Franz Liszt ‒ Sources du concert n° 177
- Revue et gazette musicale de Paris, 4e année, no 10, dimanche 5 mars 1837, p. 81-82
- Article signé: « L. Legouvé » (Ernest Legouvé)
LES CONCERTS DE MM. LISZT, BATTA ET URHAN.
On nous trouvera peut-être bien hardis de parler de ces concerts après M. Berlioz ; mais nous ne nous le sommes permis que parce que notre point de vue est tout intellectuel. Ces quatre séances ont eu un caractère d’initiation assez remarquable pour mériter d’être constaté.

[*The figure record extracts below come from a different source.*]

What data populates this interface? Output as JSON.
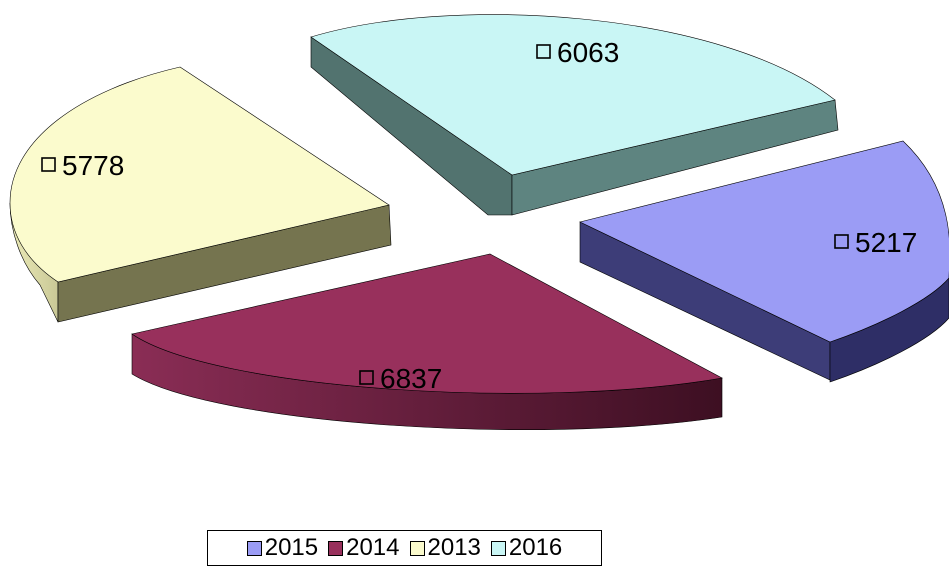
{
  "chart_data": {
    "type": "pie",
    "style": "3d-exploded",
    "categories": [
      "2015",
      "2014",
      "2013",
      "2016"
    ],
    "values": [
      5217,
      6837,
      5778,
      6063
    ],
    "colors": [
      "#9b9cf5",
      "#98305c",
      "#fbfbcd",
      "#c9f6f5"
    ],
    "data_labels": [
      "5217",
      "6837",
      "5778",
      "6063"
    ],
    "legend": {
      "position": "bottom",
      "entries": [
        "2015",
        "2014",
        "2013",
        "2016"
      ]
    }
  }
}
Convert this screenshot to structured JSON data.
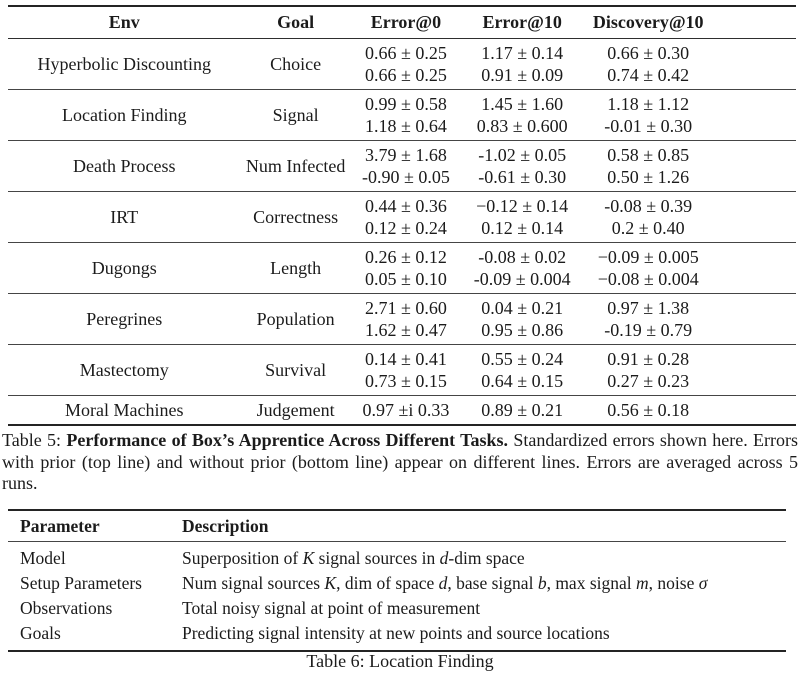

Il n’en est pas de l’exécution des œuvres musicales comme de la représentation des pièces de théâtre. Faites jouer un chef-d’œuvre de Molière par de misérables comédiens, et l’intelligence ou le cœur des spectateurs rétablira le sens du poëte sous le jeu faux ou incomplet de l’acteur. Mais pour une œuvre musicale l’exécution, c’est la vie : car la musique est une langue toujours un peu hiéroglyphique, même pour ceux qui le savent le mieux, et qui n’a pas trop de toute la finesse de l’exécution pour être entièrement comprise : une légère altération dans les mouvements, un piano pour un forté, et le morceau n’est plus le même. De plus, parmi les pièces de théâtre, les chefs-d’œuvre se passent plus facilement de la perfection du jeu que les frivolités ; c’est au rebours dans les compositions musicales : plus les œuvres sont élevées et fortes, plus il leur faut, pour arriver à l’âme des auditeurs, de puissants interprètes. Livrez la symphonie avec chœurs à un autre orchestre qu’à celui du Conservatoire, et ce ne sera que ténèbres pour les spectateurs. Or, à côté du Beethoven, des symphonies dont la pensée est transparente pour tous aujourd’hui, grâce à la société des concerts, il y a un autre Beethoven, aussi grand, et plus profond peut-être, mais incompris encore de la foule, c’est le Beethoven des trios, des quatuors, des sonates. Dessiner à nos yeux un second profil du grand homme, faire descendre l’auditeur dans la moitié la plus intime de ce vaste génie, compléter enfin notre éducation musicale, commencée par les concerts du Conservatoire, voilà ce que se sont proposés MM. Liszt, Batta et Urhan. Il y avait de la noblesse dans le dessin ; il y avait plus, il y avait du courage, car la réussite était incertaine :outre ce que, ces dernières compositions de Beethoven ont de plus sévère, on pouvait craindre que sa pensée, dépouillée de la pompe, de la puissance de l’orchestre, et descendant ainsi presque nue de son piédestal, ne parût une statue de marbre. N’importe, les trois frères en Beethoven se mirent à l’œuvre avec ardeur, saintement, comme pour une bonne action, et prirent d’abord pour bases de leurs séances, les trois grands trios en si, en mi et en ré je crois.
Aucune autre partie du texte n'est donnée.